Y saliendo del vampírico crucero llega el final; un final guarro y desagradable donde los haya, capaz de mostrar los pocos escrúpulos de los humanos a la hora de pillar un mísero billete caído del cielo. Tomen nota: una gigantesca piscina de lona en medio del Hyde Park, llena hasta rebosar de orines, diarrea y vómitos. Y millones de billetes flotando en la mierda, lanzados a la piscina por las manos de Sir Guy Grand y Youngman Grand. La gamberrada máxima. Y, tras el dinero, centenares de personas, de todas las edades y condición, bañándose en esa inmundicia, con la única intención de conseguir algún que otro billete, por muy cagado que éste se encuentre.
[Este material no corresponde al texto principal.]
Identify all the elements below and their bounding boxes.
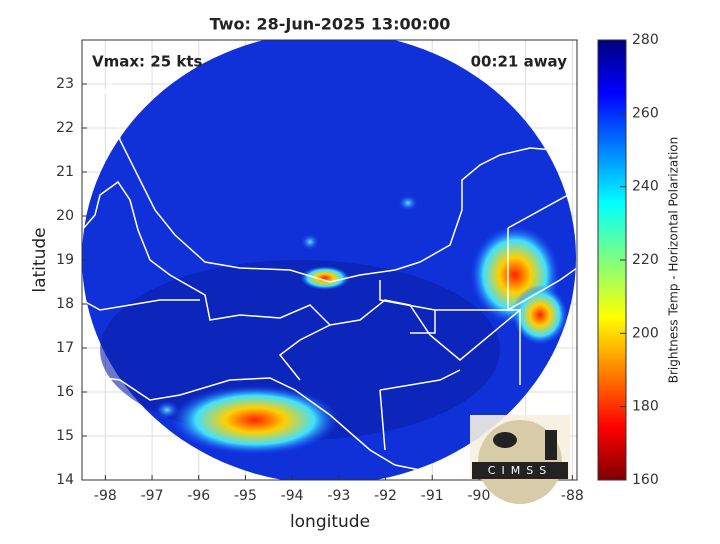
title: Two: 28-Jun-2025 13:00:00: [210, 15, 451, 34]
x-tick-label: -98: [94, 488, 117, 504]
x-tick-label: -91: [421, 488, 444, 504]
time-label: 00:21 away: [471, 53, 568, 71]
swath: [82, 40, 577, 480]
y-tick-label: 15: [56, 428, 74, 444]
y-tick-label: 17: [56, 340, 74, 356]
colorbar-tick-label: 160: [632, 472, 659, 488]
y-axis-label: latitude: [30, 227, 50, 292]
logo: CIMSS: [470, 415, 570, 504]
convection: [155, 401, 179, 419]
x-tick-label: -92: [374, 488, 397, 504]
convection: [301, 234, 319, 250]
x-tick-label: -94: [281, 488, 304, 504]
x-tick-label: -93: [327, 488, 350, 504]
x-axis-label: longitude: [290, 512, 370, 532]
convection: [170, 385, 340, 455]
x-tick-label: -88: [561, 488, 584, 504]
y-tick-label: 23: [56, 76, 74, 92]
x-tick-label: -95: [234, 488, 257, 504]
logo-band: [472, 462, 568, 479]
colorbar-tick-label: 260: [632, 105, 659, 121]
y-tick-label: 18: [56, 296, 74, 312]
x-tick-label: -90: [467, 488, 490, 504]
coastlines: [82, 40, 577, 471]
convection: [300, 266, 350, 290]
colorbar: Brightness Temp - Horizontal Polarizatio…: [597, 32, 681, 488]
logo-dish: [493, 432, 517, 448]
convection: [398, 195, 418, 211]
colorbar-tick-label: 180: [632, 399, 659, 415]
logo-tower: [545, 430, 557, 460]
y-tick-label: 19: [56, 252, 74, 268]
logo-text: CIMSS: [488, 464, 552, 477]
y-tick-label: 22: [56, 120, 74, 136]
y-tick-label: 14: [56, 472, 74, 488]
y-tick-label: 16: [56, 384, 74, 400]
y-tick-label: 21: [56, 164, 74, 180]
colorbar-tick-label: 240: [632, 179, 659, 195]
vmax-label: Vmax: 25 kts: [92, 53, 202, 71]
colorbar-tick-label: 200: [632, 325, 659, 341]
x-tick-label: -97: [141, 488, 164, 504]
colorbar-tick-label: 220: [632, 252, 659, 268]
x-tick-label: -96: [187, 488, 210, 504]
colorbar-tick-label: 280: [632, 32, 659, 48]
y-tick-label: 20: [56, 208, 74, 224]
map-plot: -98-97-96-95-94-93-92-91-90-89-881415161…: [30, 15, 584, 533]
colorbar-label: Brightness Temp - Horizontal Polarizatio…: [667, 137, 681, 384]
Que nadie se mosquee conmigo por contar la última escena, pues en el fondo les estoy haciendo un grandísimo favor. Con quien se tendrían que cabrear es con Televisión Española, pues en el par de ocasiones que la emitieron (hace unos cuantos años), esta escena fue suprimida con alevosía y nocturnidad, sin explicación alguna, de la manera más ilógica. ¿Por qué? Vayan ustedes a saber... Espero que, en caso de editarse, lo remedie el DVD. Yo, al menos, la compraré.

26.4.05

Ustedes lo han querido: LA CAZA

Corría el año 1966 cuando Carlos Saura se enfrentó a La Caza, uno de sus trabajos más reconocidos y mejor elaborados. Acababa de estrenar Llanto por un Bandido y nadie creía en su futuro proyecto. El guión de La Caza, coescrito con Angelino Fons, fue rechazado por varias productoras, hasta que dio con Elías Querejeta quien, entusiasmado con la historia, se hizo cargo de su producción.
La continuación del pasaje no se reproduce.